Patterson and Burghardt met at Bauermeister's in 1960 and from then on worked on expanding the classical concept of art through radical communal experiences. What Dada had demonstrated at the beginning of the 20th century was suddenly topical again. Music took centre stage, for example when pianos were dismembered in front of an enraged audience. Destructive fun was just as much a part of Cologne's Fluxus as exuberant performances in private homes, which can be studied on countless black and white photographic wallpapers. In front of them are display cases with composition sketches, flanked by objects from the chance workshop of George Brecht, Wolf Vostell and Daniel Spoerri. They were shown in 1961 in the house of architect Peter Neufert alongside a sculpture by Burghardt and a shooting action in the name of Niki de Saint Phalle.
Attention through donations
The artist and musician Benjamin Patterson in 1989. Photo: © Wolfgang Träger
But why bring Burghardt and Patterson, of all people, two footnotes of this turbulent time, to the forefront? ‘Our museum is closely linked to Fluxus, not just Pop Art,’ says Director Yilmaz Dziewior. It was only through additional purchases, including from the collection of the former head restorer of the Ludwig Museum, Wolfgang Hahn, that these two artists came to the fore again. ‘Some of Burghardt's works were donated to the Kunststiftung am Museum Ludwig by Deborah and Pamela Kagel in 2009. In 2022, we acquired a series of works by Patterson with a view to the exhibition.’ The duo is also interesting because of their experiences of discrimination in the old Federal Republic. For Burghardt, the denial of his own perpetration, which was not uncommon in post-war society, was a burden. Patterson experienced racism in the rejection of his relationship with Pyla and also as a representative of the American allies.
Burghardt's Fluxus period is represented by the set design for a Beethoven film. Fictitious rooms of the Beethoven House were to be designed for the 1970 WDR production. She built a living room with petty bourgeois furniture, which she covered with aluminium sheeting. The silvery material elevated the room to a glamorous world, in which a man's shirt made of aluminium can also be found. It bears the slogan of the Persil company, a reference to the clean-washing certificates of exoneration after 1945. Her voice fell silent in the 1970s. It was not until the early 1980s that she returned with figurative drawings.
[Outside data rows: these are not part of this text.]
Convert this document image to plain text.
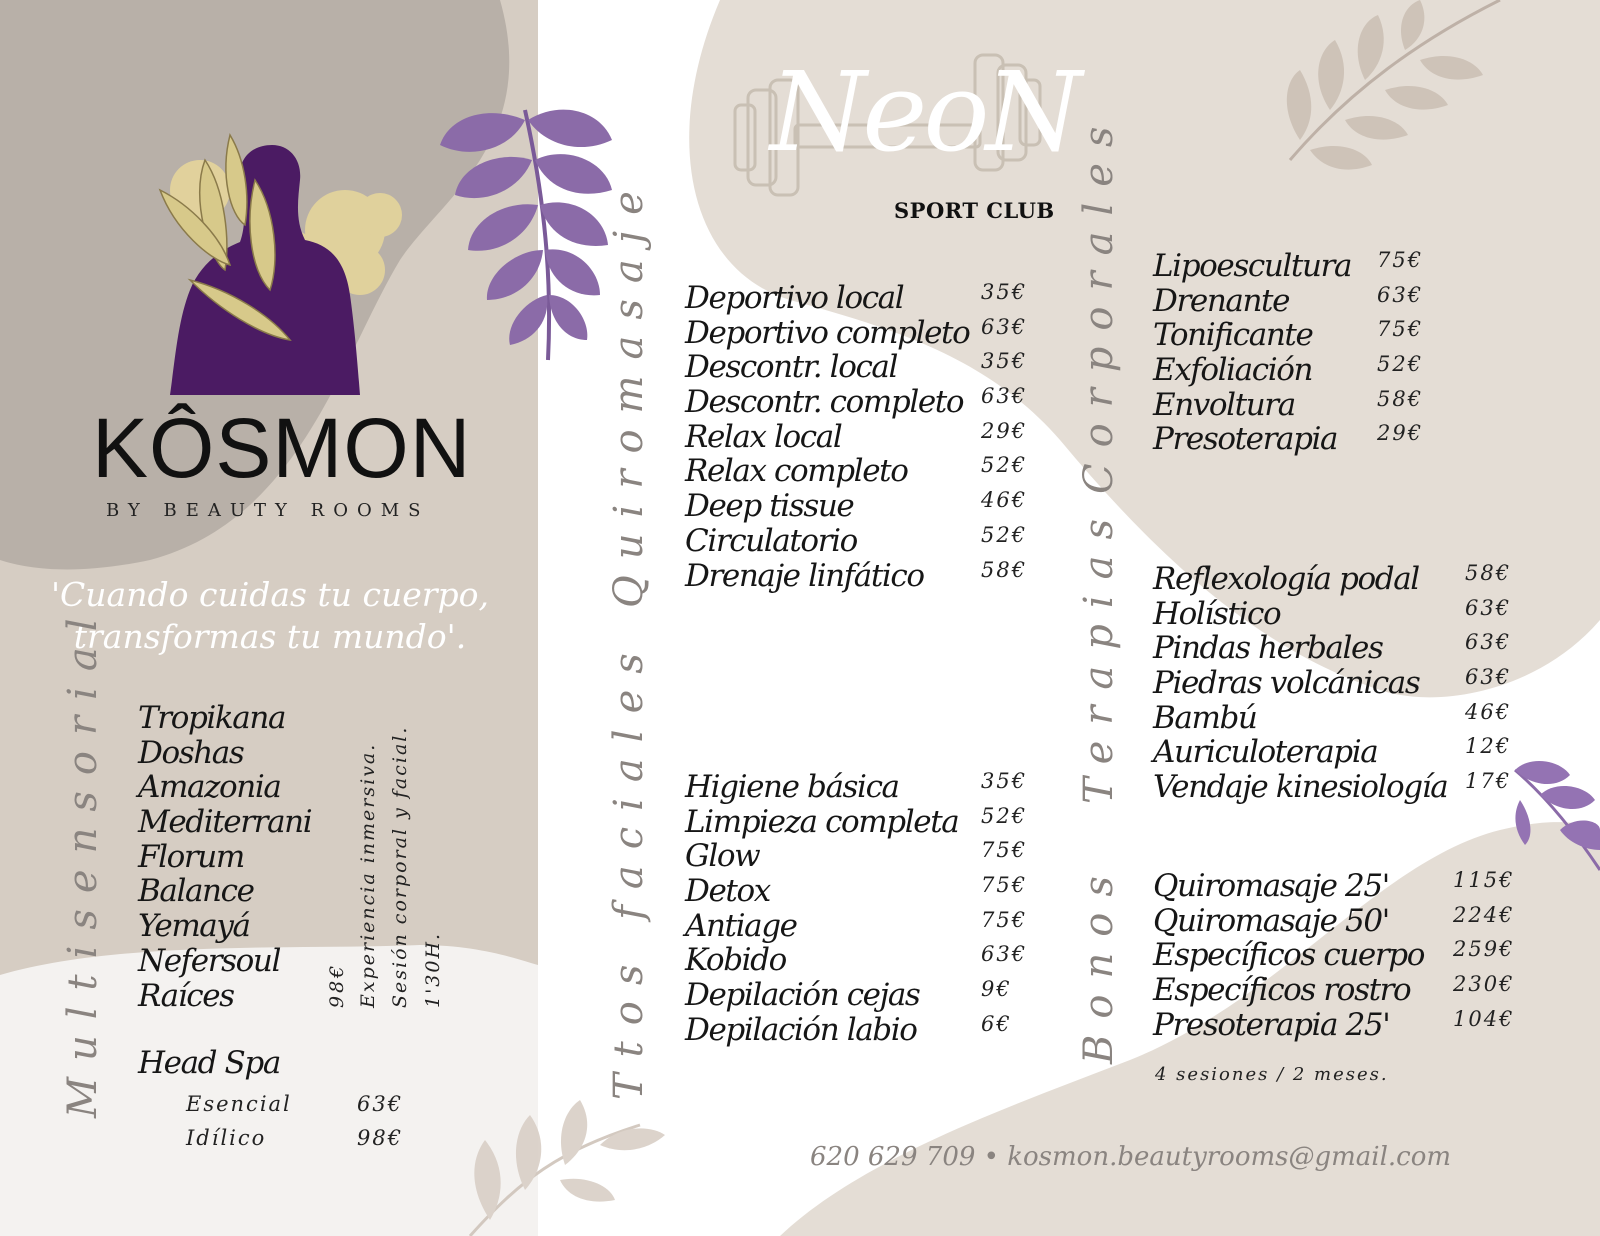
KÔSMON
BY BEAUTY ROOMS
'Cuando cuidas tu cuerpo,
transformas tu mundo'.
NeoN
SPORT CLUB
Multisensorial Tropikana
Doshas
Amazonia
Mediterrani
Florum
Balance
Yemayá
Nefersoul
Raíces	98€ Experiencia inmersiva. Sesión corporal y facial. 1'30H.
Head Spa
Esencial	63€
Idílico	98€
Quiromasaje Deportivo local	35€
Deportivo completo 63€
Descontr. local	35€
Descontr. completo 63€
Relax local	29€
Relax completo	52€
Deep tissue	46€
Circulatorio	52€
Drenaje linfático	58€
Ttos faciales Higiene básica	35€
Limpieza completa 52€
Glow	75€
Detox	75€
Antiage	75€
Kobido	63€
Depilación cejas	9€
Depilación labio	6€
Corporales Lipoescultura 75€
Drenante	63€
Tonificante	75€
Exfoliación	52€
Envoltura	58€
Presoterapia 29€
Terapias Reflexología podal 58€
Holístico	63€
Pindas herbales	63€
Piedras volcánicas 63€
Bambú	46€
Auriculoterapia	12€
Vendaje kinesiología 17€
Bonos Quiromasaje 25'	115€
Quiromasaje 50'	224€
Específicos cuerpo 259€
Específicos rostro 230€
Presoterapia 25'	104€
4 sesiones / 2 meses.
620 629 709 • kosmon.beautyrooms@gmail.com
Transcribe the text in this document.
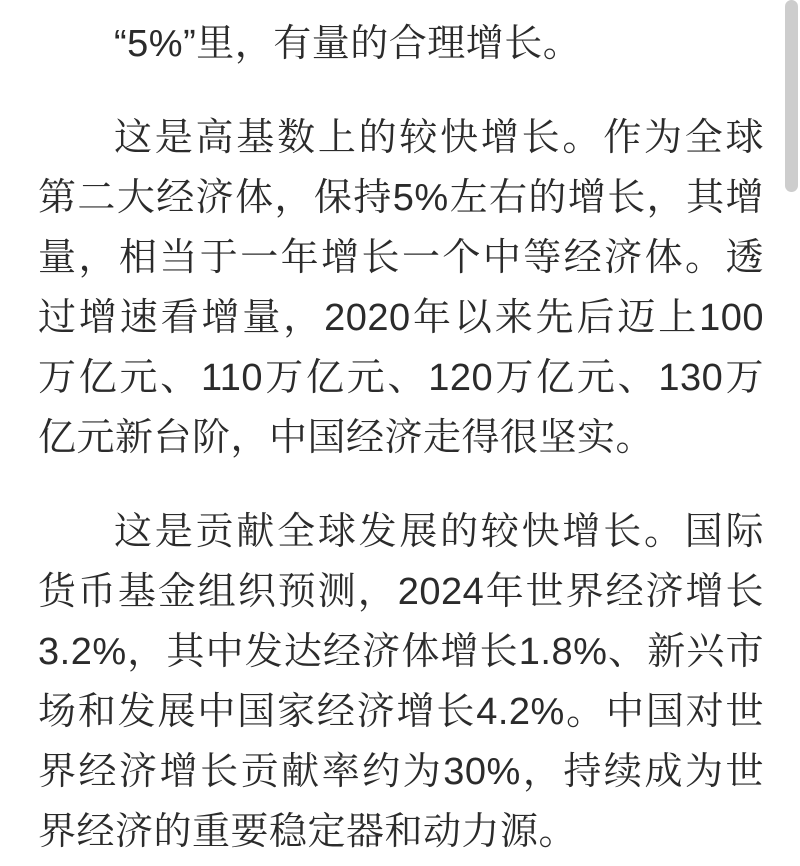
“5%”里，有量的合理增长。

这是高基数上的较快增长。作为全球第二大经济体，保持5%左右的增长，其增量，相当于一年增长一个中等经济体。透过增速看增量，2020年以来先后迈上100万亿元、110万亿元、120万亿元、130万亿元新台阶，中国经济走得很坚实。

这是贡献全球发展的较快增长。国际货币基金组织预测，2024年世界经济增长3.2%，其中发达经济体增长1.8%、新兴市场和发展中国家经济增长4.2%。中国对世界经济增长贡献率约为30%，持续成为世界经济的重要稳定器和动力源。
Patterson's retreat lasted two decades. In 1963, he returned to New York from Paris, where he had explored text and image in the ‘Puzzle Poems’ in several gallery exhibitions, and worked in classical music management. In 1985, he teamed up with the Schüppenhauer Gallery in Cologne and put on a performance for which he led Cologne residents through the streets blindfolded and with noisy cans tied to their ankles. Unlike most Fluxus participants, he did not shy away from bringing politics into play. He came up with a biting collage of briefcases on the CDU's black money affair. With his travelling museum of the unconscious, he later made guest appearances in Namibia and Israel, both key sites of German crimes.